What you are looking at is the 50Amp rating is a safety rating, and specifies the maximum amount of current that can safely flow within the wiring under ideal conditions. The 50 amp safety rating has nothing to do with the amount of voltage drop across the wire at high current flow rate. While we are talking about safety rating s you should know that these ratings are at 70 degrees F. Raise the temperature and the ampage safety rating goes down. So in an engine room where the temperature may be 180 degrees the 10 SAE wire needs to be derated to 43 amps.

It is interesting to note however, that same 10AWG wire be used with a 120VAC circuit, could safely carry 30Amps without any significant voltage loss. Voltage drop problems occur with high-current DC powered devices only.

The Solution!!!!

To meet my needs, I will use the next larger wire for the helm wiring; 8AWG. I have determined that 8AWG has 14,810 Circular Mils. If you recall, 10AWG wire had 9,343 Circular Mils. Therefore, 8AWG is 60% larger than 10AWG. So since I am using 8 AWG wire what is the current capacity for 36 feet of length with a 3% voltage drop.

I = (E x CM) / (K x L)

(0.36 x 14,810) / (10.75 x 36)

The answer: 13.8Amps

This will be enough to allow me to power the GPS/Radar/Chart plotter and other miscellaneous items. I can also power the VHF radio either from this circuit, or the 10AWG circuit that is already installed, which will help "split the load".

So why go thru all these calculations well wire is expensive at today’s cost of $2.60 per foot 18 feet of red and 18 feet of black is about $100, so this is not an inexpensive venture.

What you should be getting out of this is that distance is a current killer. Since the boat has a flybridge, a much longer run is required than if the boat were simply an express cruiser where the helm was only a few feet away.

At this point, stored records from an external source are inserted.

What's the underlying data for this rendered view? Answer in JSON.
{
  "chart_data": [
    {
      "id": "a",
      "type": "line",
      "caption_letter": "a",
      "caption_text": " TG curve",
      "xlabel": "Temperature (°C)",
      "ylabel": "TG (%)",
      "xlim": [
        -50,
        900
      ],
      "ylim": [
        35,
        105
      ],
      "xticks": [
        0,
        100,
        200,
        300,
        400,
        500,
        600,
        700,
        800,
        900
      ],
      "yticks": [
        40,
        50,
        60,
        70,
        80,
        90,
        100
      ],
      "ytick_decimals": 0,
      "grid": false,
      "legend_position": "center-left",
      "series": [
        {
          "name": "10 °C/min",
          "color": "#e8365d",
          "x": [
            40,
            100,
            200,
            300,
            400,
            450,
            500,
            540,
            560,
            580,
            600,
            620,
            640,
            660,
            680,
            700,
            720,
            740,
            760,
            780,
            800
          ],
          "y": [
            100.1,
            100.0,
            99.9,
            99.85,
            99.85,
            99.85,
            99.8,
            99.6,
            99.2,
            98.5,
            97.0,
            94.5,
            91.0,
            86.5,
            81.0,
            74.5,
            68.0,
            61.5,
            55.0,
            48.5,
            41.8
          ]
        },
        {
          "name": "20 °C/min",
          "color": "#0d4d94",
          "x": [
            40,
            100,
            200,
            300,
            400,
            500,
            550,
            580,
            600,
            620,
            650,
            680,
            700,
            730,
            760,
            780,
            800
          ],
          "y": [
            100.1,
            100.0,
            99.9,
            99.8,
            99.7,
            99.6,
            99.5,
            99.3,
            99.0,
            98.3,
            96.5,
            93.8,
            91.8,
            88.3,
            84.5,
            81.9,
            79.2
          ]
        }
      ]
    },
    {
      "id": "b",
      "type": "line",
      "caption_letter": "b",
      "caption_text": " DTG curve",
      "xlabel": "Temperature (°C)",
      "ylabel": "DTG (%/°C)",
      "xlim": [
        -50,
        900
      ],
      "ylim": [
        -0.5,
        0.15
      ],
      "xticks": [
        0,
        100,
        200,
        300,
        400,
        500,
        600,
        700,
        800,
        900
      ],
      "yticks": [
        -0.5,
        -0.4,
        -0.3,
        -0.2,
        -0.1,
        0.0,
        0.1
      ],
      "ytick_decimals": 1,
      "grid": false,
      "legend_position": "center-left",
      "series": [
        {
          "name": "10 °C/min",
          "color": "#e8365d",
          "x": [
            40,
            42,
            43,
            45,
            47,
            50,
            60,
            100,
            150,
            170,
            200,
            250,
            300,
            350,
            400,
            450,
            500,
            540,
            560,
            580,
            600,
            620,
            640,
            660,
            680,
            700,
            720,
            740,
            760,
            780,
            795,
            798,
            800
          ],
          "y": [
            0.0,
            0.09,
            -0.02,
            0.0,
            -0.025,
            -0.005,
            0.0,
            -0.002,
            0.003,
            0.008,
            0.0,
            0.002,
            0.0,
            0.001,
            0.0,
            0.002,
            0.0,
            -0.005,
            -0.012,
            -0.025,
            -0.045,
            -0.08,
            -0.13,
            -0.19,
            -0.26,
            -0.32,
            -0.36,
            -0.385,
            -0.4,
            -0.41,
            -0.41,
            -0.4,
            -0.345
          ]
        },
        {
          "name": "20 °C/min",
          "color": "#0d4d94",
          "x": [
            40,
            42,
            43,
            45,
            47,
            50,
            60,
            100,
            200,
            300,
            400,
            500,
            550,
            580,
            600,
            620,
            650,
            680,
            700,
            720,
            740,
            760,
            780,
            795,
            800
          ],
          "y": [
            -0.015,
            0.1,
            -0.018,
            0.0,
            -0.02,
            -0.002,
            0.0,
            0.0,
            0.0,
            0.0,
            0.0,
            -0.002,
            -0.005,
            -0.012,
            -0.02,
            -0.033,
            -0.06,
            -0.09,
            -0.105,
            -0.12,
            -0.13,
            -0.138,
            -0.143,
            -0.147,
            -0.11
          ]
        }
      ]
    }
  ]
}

Chart of Current in Amps versus distance in feet



Here are the formulas for figuring Circular Mils, Current, Length and voltage drop

CM = (K x I x L) / E

I = (E x CM) / (K x L)

L = (E x CM) / (K x I)

E = (K x I x L) / CM


where

CM = Circular Area of Conductors
K = 10.75 (Constant representing the mil-foot resistance of copper)
I = Current (amps)
L = Length (feet)
E = Voltage drop (in volts)

Circular Mils (1 mil = 0.001" diameter):
Gauge Circular Mils
18 AWG = 1,537
16 AWG = 2,336
14 AWG = 3,702
12 AWG = 5,833
10 AWG = 9,343
8 AWG = 14,810
6 AWG = 24,538
4 AWG = 37,360
2 AWG = 62,450
1 AWG = 77,790
0 AWG = 98,980
00 AWG = 125,100
000 AWG = 158,600
0000 AWG = 205,500

Note: Hope this was of some help to some of the wiring issues you are facing!